Un peu avant, il avait écrit: Dieu a choisi ce qui est faible dans le monde pour confondre ce qui est fort (1 Cor 1, 27). Dans la deuxième lettre, il écrira: La puissance – de Dieu – se déploie dans la faiblesse humaine (2 Cor 12, 9-10). On connaît la force, l'efficacité de la prière persévérante et confiante !

Même si nous sommes parfois tentés de remporter des victoires par le nombre et par la force (nous pensons à toutes ces manifestations pour la vie et pour la famille), c'est la joie, la paix, la démonstration pacifique et tranquille des foules de tous âges, milieux, et croyances, qui peuvent faire reculer les puissances du Mal, les gouvernements malfaisants et destructeurs: de la nature humaine créée par Dieu, de notre identité chrétienne fécondée au cous des siècles par tant de saints, de martyrs et d'interventions divines ! Qu'on songe au roi Saint Louis, à Sainte Jeanne d'Arc, aux apparitions fréquentes de la Sainte Vierge à Lourdes, à La Salette, à Pontmain, etc.; de Saint Joseph à Cotignac et au Laus (Saint Etienne-le-Laus dans les Hautes-Alpes)…

Notre étendard, notre bannière, c'est la croix: Je n'ai rien voulu connaître d'autre que Jésus-Christ, ce Messie crucifié ((1 Cor 2, 2). Alors que les Juifs réclament des signes miraculeux, et que les Grecs recherchent une sagesse, nous, nous proclamons un Messie crucifié, scandale pour les Juifs, folie pour les nations païennes (1, 22-23). Cela veut dire que nous acceptons d'être pauvres de moyens humains et matériels, d'être même, divisés, incompris, abandonnés de beaucoup de nos pasteurs (qui devraient guider, mener et éclairer les brebis qui leur ont été confiées – ah! Les épiscopes peureux et tremblants, n'ayant vraiment rien compris de rien !), pour tout offrir à Celui qui S'est offert Lui-même pour nous sauver !

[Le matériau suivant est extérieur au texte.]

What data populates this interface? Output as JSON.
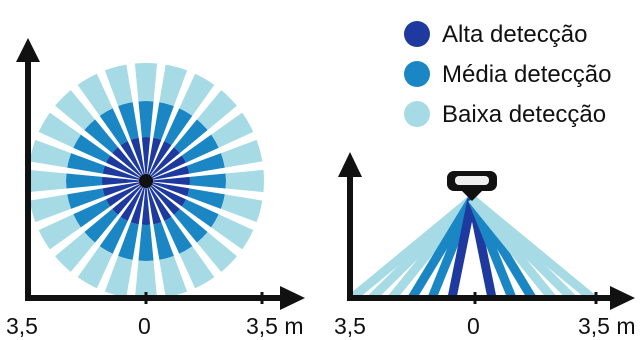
{
  "legend": [
    {
      "label": "Alta detecção",
      "color": "#1e3a9e"
    },
    {
      "label": "Média detecção",
      "color": "#1a86c4"
    },
    {
      "label": "Baixa detecção",
      "color": "#a6dbe6"
    }
  ],
  "top_view": {
    "x_labels": {
      "left": "3,5",
      "center": "0",
      "right": "3,5 m"
    },
    "ring_colors": [
      "#1e3a9e",
      "#1a86c4",
      "#a6dbe6"
    ],
    "sectors": 24
  },
  "side_view": {
    "x_labels": {
      "left": "3,5",
      "center": "0",
      "right": "3,5 m"
    },
    "beam_colors": [
      "#a6dbe6",
      "#1a86c4",
      "#1e3a9e"
    ]
  },
  "colors": {
    "axis": "#111111",
    "sensor_body": "#111111",
    "sensor_lens": "#eeeeee"
  }
}
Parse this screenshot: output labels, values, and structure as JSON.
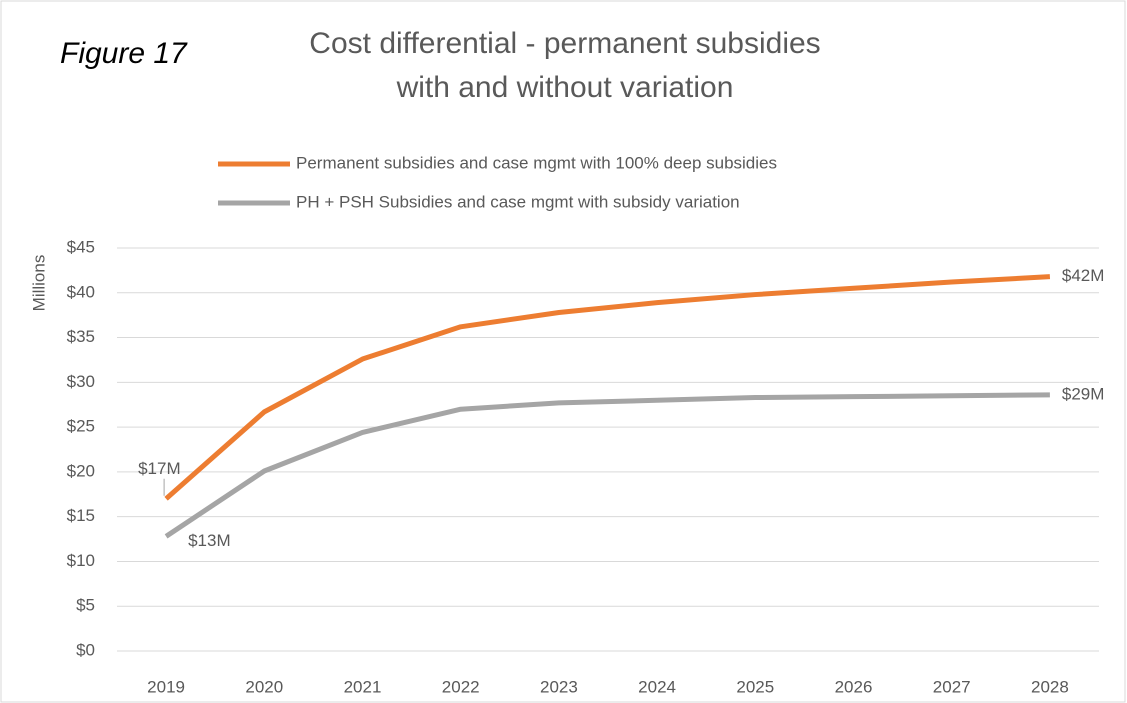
{
  "chart_data": {
    "type": "line",
    "title": [
      "Cost differential - permanent subsidies",
      "with and without variation"
    ],
    "annotation": "Figure 17",
    "y_label": "Millions",
    "categories": [
      "2019",
      "2020",
      "2021",
      "2022",
      "2023",
      "2024",
      "2025",
      "2026",
      "2027",
      "2028"
    ],
    "series": [
      {
        "name": "Permanent subsidies and case mgmt with 100% deep subsidies",
        "color": "#ed7d31",
        "values": [
          17,
          26.7,
          32.6,
          36.2,
          37.8,
          38.9,
          39.8,
          40.5,
          41.2,
          41.8
        ],
        "value_labels": [
          "$17M",
          null,
          null,
          null,
          null,
          null,
          null,
          null,
          null,
          "$42M"
        ]
      },
      {
        "name": "PH + PSH Subsidies and case mgmt  with subsidy variation",
        "color": "#a5a5a5",
        "values": [
          12.8,
          20.1,
          24.4,
          27.0,
          27.7,
          28.0,
          28.3,
          28.4,
          28.5,
          28.6
        ],
        "value_labels": [
          "$13M",
          null,
          null,
          null,
          null,
          null,
          null,
          null,
          null,
          "$29M"
        ]
      }
    ],
    "ylim": [
      0,
      45
    ],
    "yticks": [
      {
        "value": 0,
        "label": "$0"
      },
      {
        "value": 5,
        "label": "$5"
      },
      {
        "value": 10,
        "label": "$10"
      },
      {
        "value": 15,
        "label": "$15"
      },
      {
        "value": 20,
        "label": "$20"
      },
      {
        "value": 25,
        "label": "$25"
      },
      {
        "value": 30,
        "label": "$30"
      },
      {
        "value": 35,
        "label": "$35"
      },
      {
        "value": 40,
        "label": "$40"
      },
      {
        "value": 45,
        "label": "$45"
      }
    ],
    "grid": true,
    "legend": "top"
  }
}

Si l'une des deux prières après la communion cite la troisième et la quatrième béatitude, nous aimerions plutôt citer la première et la deuxième: Heureux les pauvres en esprit, car le royaume des cieux est à eux ! et Heureux les doux, car ils hériteront de la terre ! (Mt 5, 3-4)

L'humilité, la pauvreté de cœur nous tournent naturellement vers les autres et vers ceux qui, aussi, sont pauvres.

Celui qui a faim, qui est sans abri, qui est nu (Isaïe 58, 7 – Ière lecture). Si tu exclus le geste de menace et les propos impies…, ta lumière se lèvera dans les ténèbres (de l'égoïsme, du matérialisme et de l'orgueil) et ton obscurité deviendra comme la lumière de midi (vv. 9-10). Ce n'est qu'alors, et à ces conditions, que si tu appelles, Dieu répondra; si tu cries, Il dira: Me voici. (v. 9).

Dans la nuit de ce monde, brille la lumière du juste.

(Refrain du psaume)

Abbé Christian LAFFARGUE.

Le sel de la terre (Flammarion/Cerf, éd., 1997) et Lumière du monde (Bayard, éd.2011) sont deux livres d'entretiens du Cardinal Ratzinger devenu Pape Benoît XVI qui éclairent merveilleusement cette interpellation du Seigneur Jésus !

Nous y reviendrons si vous le voulez bien.